Model.evaluate() does not yield the same accuracy as computing it manually using a for-loop

After following the transfer learning tutorial on Tensorflow’s site, I have a question about how model.evaluate() works in comparison to calculating accuracy by hand.

At the very end, after fine-tuning, in the Evaluation and prediction section, we use model.evaluate() to calculate the accuracy on the test set as follows:

loss, accuracy = model.evaluate(test_dataset)
print('Test accuracy :', accuracy)
6/6 [==============================] - 2s 217ms/step - loss: 0.0516 - accuracy: 0.9740
Test accuracy : 0.9739583134651184

Next, we generate predictions manually from one batch of images from the test set as part of a visualization exercise:

# Apply a sigmoid since our model returns logits
predictions = tf.nn.sigmoid(predictions)
predictions = tf.where(predictions < 0.5, 0, 1)

However, it’s also possible to extend this functionality to calculate predictions across the entire test set and compare them to the actual values to yield an average accuracy:

all_acc=tf.zeros([], tf.int32) #initialize array to hold all accuracy indicators (single element)
for image_batch, label_batch in test_dataset.as_numpy_iterator():
    predictions = model.predict_on_batch(image_batch).flatten() #run batch through model and return logits
    predictions = tf.nn.sigmoid(predictions) #apply sigmoid activation function to transform logits to [0,1]
    predictions = tf.where(predictions < 0.5, 0, 1) #round down or up accordingly since it's a binary classifier
    accuracy = tf.where(tf.equal(predictions,label_batch),1,0) #correct is 1 and incorrect is 0
    all_acc = tf.experimental.numpy.append(all_acc, accuracy)
all_acc = all_acc[1:]  #drop first placeholder element
avg_acc = tf.reduce_mean(tf.dtypes.cast(all_acc, tf.float16)) 
print('My Accuracy:', avg_acc.numpy()) 
My Accuracy: 0.974

Now, if model.evaluate() generates predictions by applying a sigmoid to the logit model outputs and using a threshold of 0.5 like the tutorial suggests, my manually-calculated accuracy should equal the accuracy output of Tensorflow’s model.evaluate() function. This is indeed the case for the tutorial. My Accuracy: 0.974 = accuracy from model.evaluate() function.
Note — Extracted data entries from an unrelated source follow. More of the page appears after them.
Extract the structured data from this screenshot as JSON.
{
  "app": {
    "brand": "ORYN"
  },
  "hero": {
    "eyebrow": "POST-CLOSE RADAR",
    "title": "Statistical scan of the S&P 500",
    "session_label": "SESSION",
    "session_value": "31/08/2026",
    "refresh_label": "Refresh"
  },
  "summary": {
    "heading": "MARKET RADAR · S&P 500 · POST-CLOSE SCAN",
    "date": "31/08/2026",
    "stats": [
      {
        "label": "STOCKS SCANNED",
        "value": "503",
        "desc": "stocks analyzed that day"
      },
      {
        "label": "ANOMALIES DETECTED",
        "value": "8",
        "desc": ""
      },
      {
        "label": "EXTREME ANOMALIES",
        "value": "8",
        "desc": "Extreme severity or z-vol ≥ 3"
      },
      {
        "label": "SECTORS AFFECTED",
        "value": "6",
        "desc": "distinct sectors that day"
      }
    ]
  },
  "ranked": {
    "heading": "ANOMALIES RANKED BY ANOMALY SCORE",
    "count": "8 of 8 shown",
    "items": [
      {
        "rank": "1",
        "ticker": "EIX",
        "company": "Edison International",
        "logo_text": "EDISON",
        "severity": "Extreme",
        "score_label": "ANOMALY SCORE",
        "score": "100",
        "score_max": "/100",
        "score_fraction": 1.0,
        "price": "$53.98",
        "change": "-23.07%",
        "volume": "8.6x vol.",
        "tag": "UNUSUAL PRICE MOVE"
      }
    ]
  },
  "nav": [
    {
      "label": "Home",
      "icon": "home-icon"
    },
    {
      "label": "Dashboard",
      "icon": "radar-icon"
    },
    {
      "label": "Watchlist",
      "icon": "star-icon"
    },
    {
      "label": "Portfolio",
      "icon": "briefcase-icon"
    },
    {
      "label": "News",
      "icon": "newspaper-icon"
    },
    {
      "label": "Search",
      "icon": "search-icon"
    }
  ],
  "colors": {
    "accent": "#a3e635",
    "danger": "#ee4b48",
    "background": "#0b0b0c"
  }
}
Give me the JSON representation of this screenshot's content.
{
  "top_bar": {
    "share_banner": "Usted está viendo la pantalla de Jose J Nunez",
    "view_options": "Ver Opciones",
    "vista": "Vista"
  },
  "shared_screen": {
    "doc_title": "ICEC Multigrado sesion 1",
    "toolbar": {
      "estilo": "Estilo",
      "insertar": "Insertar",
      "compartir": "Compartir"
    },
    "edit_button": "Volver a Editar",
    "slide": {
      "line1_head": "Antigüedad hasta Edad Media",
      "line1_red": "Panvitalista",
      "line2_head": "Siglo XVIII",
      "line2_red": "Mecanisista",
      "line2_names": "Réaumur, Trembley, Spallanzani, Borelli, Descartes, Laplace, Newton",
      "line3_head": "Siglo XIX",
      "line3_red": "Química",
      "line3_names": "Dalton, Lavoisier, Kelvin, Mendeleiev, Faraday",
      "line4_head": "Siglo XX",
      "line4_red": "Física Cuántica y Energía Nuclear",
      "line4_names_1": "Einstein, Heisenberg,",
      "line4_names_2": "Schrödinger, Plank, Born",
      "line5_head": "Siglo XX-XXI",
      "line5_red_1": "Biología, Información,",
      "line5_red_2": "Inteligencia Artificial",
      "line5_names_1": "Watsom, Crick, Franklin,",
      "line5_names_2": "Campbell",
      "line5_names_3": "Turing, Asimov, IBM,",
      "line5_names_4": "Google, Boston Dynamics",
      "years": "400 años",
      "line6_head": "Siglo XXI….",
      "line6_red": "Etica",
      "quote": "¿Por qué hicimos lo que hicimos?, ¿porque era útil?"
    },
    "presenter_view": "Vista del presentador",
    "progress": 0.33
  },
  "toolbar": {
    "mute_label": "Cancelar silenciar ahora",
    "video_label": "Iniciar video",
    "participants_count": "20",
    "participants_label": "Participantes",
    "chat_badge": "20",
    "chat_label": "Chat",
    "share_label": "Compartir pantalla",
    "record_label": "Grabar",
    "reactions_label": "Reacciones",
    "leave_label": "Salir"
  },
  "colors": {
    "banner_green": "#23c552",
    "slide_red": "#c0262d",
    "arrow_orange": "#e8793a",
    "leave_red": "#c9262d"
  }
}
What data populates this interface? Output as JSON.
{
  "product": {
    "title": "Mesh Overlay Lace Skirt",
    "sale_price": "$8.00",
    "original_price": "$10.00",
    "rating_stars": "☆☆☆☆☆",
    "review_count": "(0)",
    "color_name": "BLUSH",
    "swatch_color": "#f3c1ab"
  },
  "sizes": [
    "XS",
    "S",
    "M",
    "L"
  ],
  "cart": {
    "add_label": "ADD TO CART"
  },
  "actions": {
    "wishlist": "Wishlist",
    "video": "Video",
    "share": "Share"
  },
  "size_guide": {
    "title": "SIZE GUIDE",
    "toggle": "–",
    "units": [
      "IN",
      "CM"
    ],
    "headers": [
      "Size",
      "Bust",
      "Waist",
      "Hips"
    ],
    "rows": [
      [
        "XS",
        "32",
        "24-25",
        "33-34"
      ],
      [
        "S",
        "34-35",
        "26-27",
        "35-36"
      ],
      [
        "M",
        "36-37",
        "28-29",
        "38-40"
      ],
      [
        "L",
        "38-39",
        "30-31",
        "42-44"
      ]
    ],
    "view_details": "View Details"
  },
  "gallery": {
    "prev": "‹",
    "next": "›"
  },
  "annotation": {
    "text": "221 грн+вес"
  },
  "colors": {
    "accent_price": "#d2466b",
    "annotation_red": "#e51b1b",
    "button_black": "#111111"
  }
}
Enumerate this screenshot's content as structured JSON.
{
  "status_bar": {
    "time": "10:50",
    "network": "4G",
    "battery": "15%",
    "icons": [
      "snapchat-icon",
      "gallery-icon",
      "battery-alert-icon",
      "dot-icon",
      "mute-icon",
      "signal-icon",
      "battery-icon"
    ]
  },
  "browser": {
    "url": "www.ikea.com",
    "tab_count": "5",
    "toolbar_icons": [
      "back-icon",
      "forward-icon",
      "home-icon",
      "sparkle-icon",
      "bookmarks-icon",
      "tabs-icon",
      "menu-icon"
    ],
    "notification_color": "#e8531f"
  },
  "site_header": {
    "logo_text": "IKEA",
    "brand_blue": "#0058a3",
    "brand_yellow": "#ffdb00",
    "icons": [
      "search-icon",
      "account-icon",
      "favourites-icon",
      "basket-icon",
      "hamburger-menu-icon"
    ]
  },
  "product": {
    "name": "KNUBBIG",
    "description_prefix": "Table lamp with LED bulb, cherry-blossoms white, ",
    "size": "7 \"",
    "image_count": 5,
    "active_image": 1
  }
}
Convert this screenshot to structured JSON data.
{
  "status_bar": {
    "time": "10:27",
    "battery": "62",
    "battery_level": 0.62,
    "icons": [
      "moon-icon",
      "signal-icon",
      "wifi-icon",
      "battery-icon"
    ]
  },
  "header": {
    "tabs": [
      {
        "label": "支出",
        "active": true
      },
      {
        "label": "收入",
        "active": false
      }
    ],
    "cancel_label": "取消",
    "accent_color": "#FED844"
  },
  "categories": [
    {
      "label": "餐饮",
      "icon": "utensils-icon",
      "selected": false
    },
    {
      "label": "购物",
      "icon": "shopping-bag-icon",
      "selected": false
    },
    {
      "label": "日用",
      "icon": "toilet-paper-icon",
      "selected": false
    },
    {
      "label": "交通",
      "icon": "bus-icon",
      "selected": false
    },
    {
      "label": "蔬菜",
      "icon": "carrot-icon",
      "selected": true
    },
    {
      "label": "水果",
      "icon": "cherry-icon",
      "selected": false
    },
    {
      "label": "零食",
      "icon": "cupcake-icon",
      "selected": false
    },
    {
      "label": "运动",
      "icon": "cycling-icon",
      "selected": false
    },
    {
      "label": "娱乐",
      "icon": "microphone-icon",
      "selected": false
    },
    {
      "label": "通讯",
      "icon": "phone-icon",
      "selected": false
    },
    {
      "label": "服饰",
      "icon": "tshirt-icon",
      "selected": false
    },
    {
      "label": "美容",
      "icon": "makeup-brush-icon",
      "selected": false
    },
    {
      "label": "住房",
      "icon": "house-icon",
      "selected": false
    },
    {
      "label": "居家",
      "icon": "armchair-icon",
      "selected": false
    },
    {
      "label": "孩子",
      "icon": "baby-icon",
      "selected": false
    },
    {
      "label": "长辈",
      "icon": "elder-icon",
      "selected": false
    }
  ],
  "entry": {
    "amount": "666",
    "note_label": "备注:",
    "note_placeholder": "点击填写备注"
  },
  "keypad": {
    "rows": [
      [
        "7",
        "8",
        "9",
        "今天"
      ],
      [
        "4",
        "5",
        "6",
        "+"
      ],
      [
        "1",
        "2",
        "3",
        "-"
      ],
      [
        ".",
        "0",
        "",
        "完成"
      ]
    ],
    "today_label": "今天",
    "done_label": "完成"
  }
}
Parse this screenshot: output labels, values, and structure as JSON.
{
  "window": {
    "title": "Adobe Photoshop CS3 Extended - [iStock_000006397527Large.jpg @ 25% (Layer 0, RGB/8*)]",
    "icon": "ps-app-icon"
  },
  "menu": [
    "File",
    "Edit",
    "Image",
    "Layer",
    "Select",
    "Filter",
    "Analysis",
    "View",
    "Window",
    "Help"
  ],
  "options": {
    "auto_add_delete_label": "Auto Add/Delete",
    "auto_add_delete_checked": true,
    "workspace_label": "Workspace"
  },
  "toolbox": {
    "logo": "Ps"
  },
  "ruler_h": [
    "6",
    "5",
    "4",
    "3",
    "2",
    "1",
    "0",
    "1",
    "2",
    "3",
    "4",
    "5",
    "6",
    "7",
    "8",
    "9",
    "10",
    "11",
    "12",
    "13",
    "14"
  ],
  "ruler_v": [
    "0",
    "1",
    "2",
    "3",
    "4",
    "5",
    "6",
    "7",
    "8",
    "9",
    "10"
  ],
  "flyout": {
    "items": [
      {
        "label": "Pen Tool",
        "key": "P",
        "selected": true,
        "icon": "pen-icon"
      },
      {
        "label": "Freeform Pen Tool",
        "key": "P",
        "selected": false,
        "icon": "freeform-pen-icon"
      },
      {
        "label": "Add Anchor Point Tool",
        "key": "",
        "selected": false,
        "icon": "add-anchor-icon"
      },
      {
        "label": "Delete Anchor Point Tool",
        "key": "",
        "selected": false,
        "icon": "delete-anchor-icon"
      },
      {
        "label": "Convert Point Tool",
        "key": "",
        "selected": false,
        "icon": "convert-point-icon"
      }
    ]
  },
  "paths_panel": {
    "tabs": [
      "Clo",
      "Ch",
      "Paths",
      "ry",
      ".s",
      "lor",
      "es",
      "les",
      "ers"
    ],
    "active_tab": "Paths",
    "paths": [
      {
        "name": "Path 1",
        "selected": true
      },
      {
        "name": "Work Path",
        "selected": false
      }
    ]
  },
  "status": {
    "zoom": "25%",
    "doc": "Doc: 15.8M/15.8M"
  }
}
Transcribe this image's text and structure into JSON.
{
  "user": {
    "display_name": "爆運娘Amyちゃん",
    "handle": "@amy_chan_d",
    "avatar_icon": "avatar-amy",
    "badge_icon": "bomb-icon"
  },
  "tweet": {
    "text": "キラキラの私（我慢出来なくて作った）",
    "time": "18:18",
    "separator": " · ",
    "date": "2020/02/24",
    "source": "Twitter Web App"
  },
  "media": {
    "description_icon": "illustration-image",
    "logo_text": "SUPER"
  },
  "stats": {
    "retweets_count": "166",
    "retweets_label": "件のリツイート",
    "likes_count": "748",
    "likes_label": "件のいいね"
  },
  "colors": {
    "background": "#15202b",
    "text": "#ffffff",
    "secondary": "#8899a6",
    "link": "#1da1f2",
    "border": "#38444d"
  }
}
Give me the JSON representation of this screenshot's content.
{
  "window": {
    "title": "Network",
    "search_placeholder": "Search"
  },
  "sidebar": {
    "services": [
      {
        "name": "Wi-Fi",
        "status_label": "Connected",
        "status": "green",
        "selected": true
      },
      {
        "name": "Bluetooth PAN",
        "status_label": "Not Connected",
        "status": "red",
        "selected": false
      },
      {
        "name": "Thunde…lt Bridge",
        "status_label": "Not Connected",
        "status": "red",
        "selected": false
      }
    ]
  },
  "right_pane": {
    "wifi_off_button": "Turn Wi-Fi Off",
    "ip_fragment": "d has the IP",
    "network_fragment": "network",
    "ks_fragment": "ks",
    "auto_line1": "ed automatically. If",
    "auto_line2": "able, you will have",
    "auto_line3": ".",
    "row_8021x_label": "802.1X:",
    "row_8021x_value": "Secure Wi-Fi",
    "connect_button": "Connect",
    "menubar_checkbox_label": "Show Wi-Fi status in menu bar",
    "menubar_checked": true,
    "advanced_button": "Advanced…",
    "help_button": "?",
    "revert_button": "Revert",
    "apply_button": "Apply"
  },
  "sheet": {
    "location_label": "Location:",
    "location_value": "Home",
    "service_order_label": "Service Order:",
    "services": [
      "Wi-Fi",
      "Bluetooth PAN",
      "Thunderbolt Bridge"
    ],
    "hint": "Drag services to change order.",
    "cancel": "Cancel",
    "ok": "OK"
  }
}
However, when I try this same code with a model trained using the same convolutional base as the tutorial, but different Gabor images (not cats & dogs like the tutorial), my accuracy no longer equals the model.evaluate() accuracy:

current_set = set17 #define set to process. 
all_acc=tf.zeros([], tf.float64) #initialize array to hold all accuracy indicators (single element)
loss, acc = model.evaluate(current_set) #now test the model's performance on the test set
for image_batch, label_batch in current_set.as_numpy_iterator():
    predictions = model.predict_on_batch(image_batch).flatten() #run batch through model and return logits
    predictions = tf.nn.sigmoid(predictions) #apply sigmoid activation function to transform logits to [0,1]
    predictions = tf.where(predictions < 0.5, 0, 1) #round down or up accordingly since it's a binary classifier
    accuracy = tf.where(tf.equal(predictions,label_batch),1,0) #correct is 1 and incorrect is 0
    all_acc = tf.experimental.numpy.append(all_acc, accuracy)
all_acc = all_acc[1:]  #drop first placeholder element
avg_acc = tf.reduce_mean(all_acc)
print('My Accuracy:', avg_acc.numpy()) 
print('Tf Accuracy:', acc) 
My Accuracy: 0.832
Tf Accuracy: 0.675000011920929

Does anyone know why there would be a discrepancy? Does the model.evaluate() not use a sigmoid? Or does it use a different threshold than 0.5? Or perhaps it’s something else I’m not considering? Please note, my new model was trained using Gabor images, which are different than the cats and dogs from the tutorial, but the code was the same.

Thank you in advance for any insight!

Hi @bryan

Welcome to the TensorFlow Forum!

Yes, This could be the possible reason that your model’s evaluate() accuracy is different from the manually calculated accuracy because you are using completely different images than which were used to train the model.

To overcome this issue, you can use a larger and more diverse training dataset or can use the data augmentation techniques to increase the variety of the training data.